Imu: la vittoria del Cavaliere non riconosciuta dal Pd

Berlusconi

 

Una manciata di minuti sono bastati ieri a Silvio Berlusconi per “mettere il cappello” sul primo provvedimento emanato dal governo Letta. In un video postato su facebook, il Cavaliere ha, infatti, gongolato per la sospensione della rata di giugno dell’Imu che – ha puntualizzato – deve essere considerata “il nostro primo successo, intendendo con quel “noi” il suo partito. Una lettura smentita dal segretario del Pd, Guglielmo Epifani“Il merito va al governo”, ha tagliato corto il democratico.

Il video realizzato nel pomeriggio di ieri aveva ufficialmente un fine elettorale, ma non è sfuggito a nessuno che il presidente del Pdl, Silvio Berlusconi, volesse in realtà rimarcare la sua personale vittoria sulla battaglia dell’Imu. “Ci siamo fatti promotori di un governo di coalizione col Pd – ha ricordato il Cavaliere – La sinistra era sicura di vincere e, invece, deve fare i conti con il nostro programma. Ve lo ricordo: abolizione dell’Imu, il nostro primo successo è che già a giugno non dovremo pagarla, l’Iva non deve aumentare, bisogna tagliare le unghie a quel mostro che si chiama Equitalia, bisogna detassare completamente le nuove assunzioni e bisogna dare – ha concluso l’ex premier – una scossa alle attività delle imprese“. Una lista di desiderata che sembra configurarsi come un importante memento per il governo in carica.

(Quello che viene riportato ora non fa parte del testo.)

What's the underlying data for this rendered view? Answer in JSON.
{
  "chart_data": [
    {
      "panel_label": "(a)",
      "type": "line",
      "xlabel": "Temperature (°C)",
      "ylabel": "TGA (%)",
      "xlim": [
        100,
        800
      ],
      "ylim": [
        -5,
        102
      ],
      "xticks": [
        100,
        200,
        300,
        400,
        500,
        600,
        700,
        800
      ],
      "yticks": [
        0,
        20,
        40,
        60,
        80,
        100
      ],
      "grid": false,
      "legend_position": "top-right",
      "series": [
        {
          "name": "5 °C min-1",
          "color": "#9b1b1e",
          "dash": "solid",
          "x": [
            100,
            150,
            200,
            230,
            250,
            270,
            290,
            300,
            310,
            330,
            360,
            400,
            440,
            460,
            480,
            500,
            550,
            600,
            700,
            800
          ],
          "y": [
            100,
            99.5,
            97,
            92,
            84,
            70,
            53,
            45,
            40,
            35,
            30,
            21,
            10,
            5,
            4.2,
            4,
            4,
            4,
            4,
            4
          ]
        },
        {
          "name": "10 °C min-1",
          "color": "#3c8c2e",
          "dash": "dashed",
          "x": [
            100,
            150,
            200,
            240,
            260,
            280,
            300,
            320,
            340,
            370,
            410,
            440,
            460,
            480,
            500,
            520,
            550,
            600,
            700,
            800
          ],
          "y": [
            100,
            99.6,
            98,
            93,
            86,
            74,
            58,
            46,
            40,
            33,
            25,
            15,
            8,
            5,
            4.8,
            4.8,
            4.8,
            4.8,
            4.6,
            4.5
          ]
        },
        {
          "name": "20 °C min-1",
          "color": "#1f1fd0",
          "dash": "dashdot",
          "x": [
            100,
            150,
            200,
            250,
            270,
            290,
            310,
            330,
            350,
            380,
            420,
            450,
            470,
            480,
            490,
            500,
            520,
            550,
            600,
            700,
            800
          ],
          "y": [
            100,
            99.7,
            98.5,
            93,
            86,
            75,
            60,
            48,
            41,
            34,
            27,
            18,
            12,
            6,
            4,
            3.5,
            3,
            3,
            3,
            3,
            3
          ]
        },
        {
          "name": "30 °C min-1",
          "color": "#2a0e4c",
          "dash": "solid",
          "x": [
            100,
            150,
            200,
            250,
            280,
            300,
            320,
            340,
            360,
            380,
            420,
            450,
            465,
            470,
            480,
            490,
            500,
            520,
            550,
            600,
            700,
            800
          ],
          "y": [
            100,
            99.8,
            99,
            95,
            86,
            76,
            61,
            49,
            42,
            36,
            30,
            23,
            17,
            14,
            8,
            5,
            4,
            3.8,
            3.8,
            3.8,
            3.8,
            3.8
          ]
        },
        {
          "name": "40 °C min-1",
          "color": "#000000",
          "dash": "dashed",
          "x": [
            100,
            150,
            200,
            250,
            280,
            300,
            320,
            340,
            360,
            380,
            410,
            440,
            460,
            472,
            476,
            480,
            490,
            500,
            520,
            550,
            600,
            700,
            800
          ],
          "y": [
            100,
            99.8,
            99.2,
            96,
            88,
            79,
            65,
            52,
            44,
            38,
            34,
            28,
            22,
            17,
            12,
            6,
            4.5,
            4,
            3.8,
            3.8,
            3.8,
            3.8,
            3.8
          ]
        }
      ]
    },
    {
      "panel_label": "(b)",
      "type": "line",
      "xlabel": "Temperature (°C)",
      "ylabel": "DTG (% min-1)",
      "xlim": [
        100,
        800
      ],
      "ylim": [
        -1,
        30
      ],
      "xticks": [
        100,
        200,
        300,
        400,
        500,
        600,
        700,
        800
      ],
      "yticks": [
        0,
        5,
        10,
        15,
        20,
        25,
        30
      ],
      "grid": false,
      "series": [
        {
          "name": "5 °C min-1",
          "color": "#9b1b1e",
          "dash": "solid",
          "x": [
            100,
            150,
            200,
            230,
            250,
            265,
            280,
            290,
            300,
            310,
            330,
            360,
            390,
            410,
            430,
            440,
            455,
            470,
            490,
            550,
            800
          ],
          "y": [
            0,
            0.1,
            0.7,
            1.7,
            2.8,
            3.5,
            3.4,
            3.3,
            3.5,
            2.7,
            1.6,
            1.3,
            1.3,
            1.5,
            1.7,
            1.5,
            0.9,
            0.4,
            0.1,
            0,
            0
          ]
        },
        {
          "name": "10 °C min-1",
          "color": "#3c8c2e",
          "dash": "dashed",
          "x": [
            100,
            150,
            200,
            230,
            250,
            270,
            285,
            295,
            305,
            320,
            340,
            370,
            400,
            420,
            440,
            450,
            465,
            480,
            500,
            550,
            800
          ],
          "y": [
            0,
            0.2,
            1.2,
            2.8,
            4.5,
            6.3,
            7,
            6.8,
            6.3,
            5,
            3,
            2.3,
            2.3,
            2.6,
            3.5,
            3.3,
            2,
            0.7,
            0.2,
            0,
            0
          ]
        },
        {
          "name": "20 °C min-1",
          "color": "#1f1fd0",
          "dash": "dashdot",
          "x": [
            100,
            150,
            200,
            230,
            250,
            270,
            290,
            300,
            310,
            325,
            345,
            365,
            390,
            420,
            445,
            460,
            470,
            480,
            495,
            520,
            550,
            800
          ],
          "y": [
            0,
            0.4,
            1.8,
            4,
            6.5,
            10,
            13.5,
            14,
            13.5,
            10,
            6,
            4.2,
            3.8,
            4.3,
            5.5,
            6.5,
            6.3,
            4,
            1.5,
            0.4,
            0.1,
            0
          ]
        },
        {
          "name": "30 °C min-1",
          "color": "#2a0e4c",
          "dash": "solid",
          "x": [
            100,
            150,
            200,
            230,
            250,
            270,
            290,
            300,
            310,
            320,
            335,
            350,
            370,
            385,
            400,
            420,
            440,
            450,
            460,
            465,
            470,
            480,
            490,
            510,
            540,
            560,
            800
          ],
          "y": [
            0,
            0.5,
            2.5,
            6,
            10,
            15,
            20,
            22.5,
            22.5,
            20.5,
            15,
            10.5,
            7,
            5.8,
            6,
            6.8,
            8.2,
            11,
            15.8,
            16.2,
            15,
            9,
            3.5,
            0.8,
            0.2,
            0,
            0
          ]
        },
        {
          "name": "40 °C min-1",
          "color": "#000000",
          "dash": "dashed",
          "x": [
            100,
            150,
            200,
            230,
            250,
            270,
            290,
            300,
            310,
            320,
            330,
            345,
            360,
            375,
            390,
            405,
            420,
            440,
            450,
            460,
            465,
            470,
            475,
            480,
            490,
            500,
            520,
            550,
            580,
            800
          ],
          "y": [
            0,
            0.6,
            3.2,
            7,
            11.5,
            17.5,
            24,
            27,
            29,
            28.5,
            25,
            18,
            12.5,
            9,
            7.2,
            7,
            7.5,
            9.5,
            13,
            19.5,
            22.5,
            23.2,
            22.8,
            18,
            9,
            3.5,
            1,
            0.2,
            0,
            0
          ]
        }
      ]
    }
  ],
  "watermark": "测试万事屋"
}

Difficile non riconoscere che quella dell’Imu sia stata una battaglia ingaggiata dal partito del Cavaliere, che ha fatto balzare la questione in cima alla lista delle priorità indicate dal nuovo presidente del Consiglio. Eppure il neo segretario del Pd, Guglielmo Epifani, ha voluto negarlo: “I provvedimenti del governo vanno nella giusta direzione – ha commentato l’ex sindacalista – Oggi (Ieri per chi legge, ndr) vedo che Berlusconi si intesta una parte di questo merito, ma il merito va innanzitutto al governo. Dobbiamo metterci d’accordo – ha aggiunto Epifani – se il governo riesce a lavorare bene, bisogna lasciarlo lavorare, non dobbiamo mettere sulla sua strada mine ed ostacoli di ogni tipo perché questo rallenta e rende più difficile il compito che il governo si è assunto“.